N-Propargyl-1 (R)-aminoindan, rasagiline, increases glial cell line-derived neurotrophic factor (GDNF) in neuroblastoma SH-SY5Y cells through activation of NF-κB transcription factor

N-Propargyl-l(R)-aminoindan, rasagiline, an anti-Parkinson drug, was found to increase the protein and mRNA levels of glial cell line-derived neurotrophic factor (GDNF) in human neuroblastoma SH-SY5Y cells, whereas an analogue without a propargyl residue, aminoindan, did not. GDNF is known to protect dopaminergic neurons in animal and cellular models of Parkinson's disease, and the supplement has been tried for the treatment of degenerating dopamine neurons in Parkinsonian patients. In this paper, intracellular mechanism underlying the induction of GDNF was studied. Rasagiline induced phosphorylation of inhibitory subunit (IκB) of nuclear factor-κB (NF-κB), and translocation of active p65 subunit from cytoplasm into nuclei. Activation of NF-κB was also quantitatively determined by NF-κB p65 transcription assay.
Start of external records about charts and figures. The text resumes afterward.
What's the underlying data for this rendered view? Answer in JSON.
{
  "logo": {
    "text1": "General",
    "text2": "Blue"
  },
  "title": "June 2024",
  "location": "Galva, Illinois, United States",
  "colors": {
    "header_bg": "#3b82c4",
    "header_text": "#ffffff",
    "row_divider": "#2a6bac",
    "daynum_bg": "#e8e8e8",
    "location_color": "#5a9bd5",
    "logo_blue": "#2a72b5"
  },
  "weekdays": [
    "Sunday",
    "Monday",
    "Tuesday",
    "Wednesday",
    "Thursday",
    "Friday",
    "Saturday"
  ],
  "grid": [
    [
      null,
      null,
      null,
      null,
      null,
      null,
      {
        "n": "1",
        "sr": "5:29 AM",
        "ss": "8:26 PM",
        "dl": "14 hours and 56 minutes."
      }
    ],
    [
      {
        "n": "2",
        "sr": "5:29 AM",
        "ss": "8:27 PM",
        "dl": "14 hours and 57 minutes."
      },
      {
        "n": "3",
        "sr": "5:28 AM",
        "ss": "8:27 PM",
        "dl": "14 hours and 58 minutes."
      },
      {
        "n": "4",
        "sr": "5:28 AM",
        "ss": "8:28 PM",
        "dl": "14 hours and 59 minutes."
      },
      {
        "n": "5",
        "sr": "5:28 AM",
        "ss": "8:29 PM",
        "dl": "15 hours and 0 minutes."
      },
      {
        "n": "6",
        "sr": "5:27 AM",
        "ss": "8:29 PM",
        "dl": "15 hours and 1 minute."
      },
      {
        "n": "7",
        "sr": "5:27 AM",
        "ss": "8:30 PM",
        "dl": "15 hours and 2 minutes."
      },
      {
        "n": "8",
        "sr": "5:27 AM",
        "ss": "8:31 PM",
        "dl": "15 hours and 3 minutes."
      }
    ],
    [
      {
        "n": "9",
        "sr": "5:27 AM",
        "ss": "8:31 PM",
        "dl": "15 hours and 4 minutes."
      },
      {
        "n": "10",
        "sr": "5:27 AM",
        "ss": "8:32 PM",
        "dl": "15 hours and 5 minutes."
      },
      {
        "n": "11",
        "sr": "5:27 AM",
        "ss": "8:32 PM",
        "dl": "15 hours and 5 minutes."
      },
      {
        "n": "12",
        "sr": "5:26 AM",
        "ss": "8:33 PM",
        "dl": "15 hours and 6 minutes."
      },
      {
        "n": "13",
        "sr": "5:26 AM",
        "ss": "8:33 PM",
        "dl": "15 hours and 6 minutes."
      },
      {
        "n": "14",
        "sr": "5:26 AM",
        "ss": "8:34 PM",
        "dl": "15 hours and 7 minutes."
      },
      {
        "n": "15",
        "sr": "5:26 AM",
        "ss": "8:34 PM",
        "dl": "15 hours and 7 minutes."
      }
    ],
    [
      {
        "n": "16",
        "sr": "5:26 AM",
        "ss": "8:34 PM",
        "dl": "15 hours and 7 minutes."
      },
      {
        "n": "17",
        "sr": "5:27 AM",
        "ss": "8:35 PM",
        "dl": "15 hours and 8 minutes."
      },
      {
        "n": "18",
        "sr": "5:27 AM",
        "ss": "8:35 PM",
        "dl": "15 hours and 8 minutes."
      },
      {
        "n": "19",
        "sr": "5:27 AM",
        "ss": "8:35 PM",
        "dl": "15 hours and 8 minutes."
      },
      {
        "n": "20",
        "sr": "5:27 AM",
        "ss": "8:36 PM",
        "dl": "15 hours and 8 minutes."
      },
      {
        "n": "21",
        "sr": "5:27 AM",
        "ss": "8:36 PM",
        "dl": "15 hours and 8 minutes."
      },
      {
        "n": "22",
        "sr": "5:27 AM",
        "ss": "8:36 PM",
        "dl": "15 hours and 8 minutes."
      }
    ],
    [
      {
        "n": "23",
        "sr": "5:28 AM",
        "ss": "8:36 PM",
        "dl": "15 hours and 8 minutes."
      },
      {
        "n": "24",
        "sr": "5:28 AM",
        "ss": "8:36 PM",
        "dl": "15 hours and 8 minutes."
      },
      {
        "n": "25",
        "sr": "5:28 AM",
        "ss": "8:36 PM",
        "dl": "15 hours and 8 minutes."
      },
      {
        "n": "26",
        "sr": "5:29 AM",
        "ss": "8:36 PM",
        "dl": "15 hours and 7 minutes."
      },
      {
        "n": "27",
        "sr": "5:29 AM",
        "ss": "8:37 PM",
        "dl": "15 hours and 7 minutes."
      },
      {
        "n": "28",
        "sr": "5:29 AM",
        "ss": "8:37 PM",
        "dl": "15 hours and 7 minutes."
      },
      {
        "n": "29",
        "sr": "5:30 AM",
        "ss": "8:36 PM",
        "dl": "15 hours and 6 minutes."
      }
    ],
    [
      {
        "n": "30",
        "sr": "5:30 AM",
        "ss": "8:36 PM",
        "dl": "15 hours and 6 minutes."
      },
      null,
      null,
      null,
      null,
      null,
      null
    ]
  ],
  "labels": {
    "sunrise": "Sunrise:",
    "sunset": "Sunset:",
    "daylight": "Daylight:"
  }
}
Sulfasalazine, an inhibitor of IκB kinase, suppressed the activation of NF-κB and the increase of GDNF by rasagiline simultaneously, further indicating the involvement of the IκB kinase-NF-κB pathway. The results on the activation of the transcription factor by rasagiline are discussed in relation to its possible application as a neuroprotective drug to halt declining of neurons in neurodegenerative disorders, such as Parkinson's and Alzheimer's diseases.